Every Sunday, I spend two hours helping out at a writing workshop for six wonderful third graders. I watch them write the kind of stories that eight-year-olds tend to write...the kind of stories I used to write as a kid. And sometimes...I'm a little jealous of them. They don't know many of the rules and conventions of writing. They don't all know about the proper way to format a piece of writing. And, being eight, they're not expected to know.
"Is it true you have to start a new paragraph every time someone speaks?" asks one girl.
"Yes," says the teacher.
"Oh...I haven't been doing that..."
"Don't worry about it," says the teacher. "Just get your words out. We'll do editing later."
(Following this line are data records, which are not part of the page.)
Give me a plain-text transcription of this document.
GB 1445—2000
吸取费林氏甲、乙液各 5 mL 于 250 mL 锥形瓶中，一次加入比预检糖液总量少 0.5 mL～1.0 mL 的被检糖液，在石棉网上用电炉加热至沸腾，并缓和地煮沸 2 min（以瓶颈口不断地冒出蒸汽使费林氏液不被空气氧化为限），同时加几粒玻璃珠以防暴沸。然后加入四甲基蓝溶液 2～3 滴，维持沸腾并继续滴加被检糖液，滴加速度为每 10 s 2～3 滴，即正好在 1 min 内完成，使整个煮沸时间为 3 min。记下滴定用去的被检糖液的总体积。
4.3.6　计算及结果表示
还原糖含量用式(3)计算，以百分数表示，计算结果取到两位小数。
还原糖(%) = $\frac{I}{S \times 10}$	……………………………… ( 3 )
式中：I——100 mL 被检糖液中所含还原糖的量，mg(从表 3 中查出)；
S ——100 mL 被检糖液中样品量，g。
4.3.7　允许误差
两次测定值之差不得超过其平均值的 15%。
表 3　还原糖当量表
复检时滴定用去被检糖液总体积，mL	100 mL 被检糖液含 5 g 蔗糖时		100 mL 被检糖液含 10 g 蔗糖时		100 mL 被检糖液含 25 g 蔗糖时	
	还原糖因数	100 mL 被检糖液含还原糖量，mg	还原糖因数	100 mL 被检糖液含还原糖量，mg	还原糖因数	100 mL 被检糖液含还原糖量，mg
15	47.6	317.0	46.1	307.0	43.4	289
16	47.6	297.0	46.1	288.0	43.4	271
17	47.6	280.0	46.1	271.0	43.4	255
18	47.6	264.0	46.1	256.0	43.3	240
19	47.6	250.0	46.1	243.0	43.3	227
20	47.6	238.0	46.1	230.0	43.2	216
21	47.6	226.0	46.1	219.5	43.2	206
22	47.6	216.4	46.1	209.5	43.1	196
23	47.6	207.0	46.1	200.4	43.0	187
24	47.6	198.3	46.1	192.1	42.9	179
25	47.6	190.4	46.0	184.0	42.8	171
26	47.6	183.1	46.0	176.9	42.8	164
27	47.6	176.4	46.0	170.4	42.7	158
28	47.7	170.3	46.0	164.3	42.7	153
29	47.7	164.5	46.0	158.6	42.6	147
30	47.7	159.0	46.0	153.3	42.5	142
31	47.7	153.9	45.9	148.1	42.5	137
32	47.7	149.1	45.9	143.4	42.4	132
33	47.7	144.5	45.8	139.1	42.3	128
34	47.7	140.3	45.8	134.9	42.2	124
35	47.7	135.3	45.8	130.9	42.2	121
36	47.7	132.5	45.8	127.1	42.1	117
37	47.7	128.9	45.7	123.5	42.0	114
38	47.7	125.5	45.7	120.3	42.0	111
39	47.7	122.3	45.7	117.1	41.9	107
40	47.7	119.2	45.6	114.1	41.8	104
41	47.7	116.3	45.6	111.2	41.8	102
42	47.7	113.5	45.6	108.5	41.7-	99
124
I don't know when it happened, but at a certain point, I became too obsessed with the way stories are supposed to look and sound, and I became constrained in my writing. I sometimes wonder what changed about me. As a kid, I wrote furiously and prolifically. I was constantly in the middle of several stories. My imagination churned faster than I could write and, even before the days when I could type on the computer, I filled notebooks and pads and random scraps of paper with stories. I felt powerful, like I could write about absolutely anything in the world. I felt comfortable and free.
When did writing cease to be an activity of freedom?
I think I should hang a post-it somewhere near my computer that says, "Just get your words out. We'll do editing later."
Getting your words out is a big deal, and the more you mean them, the harder it seems to be.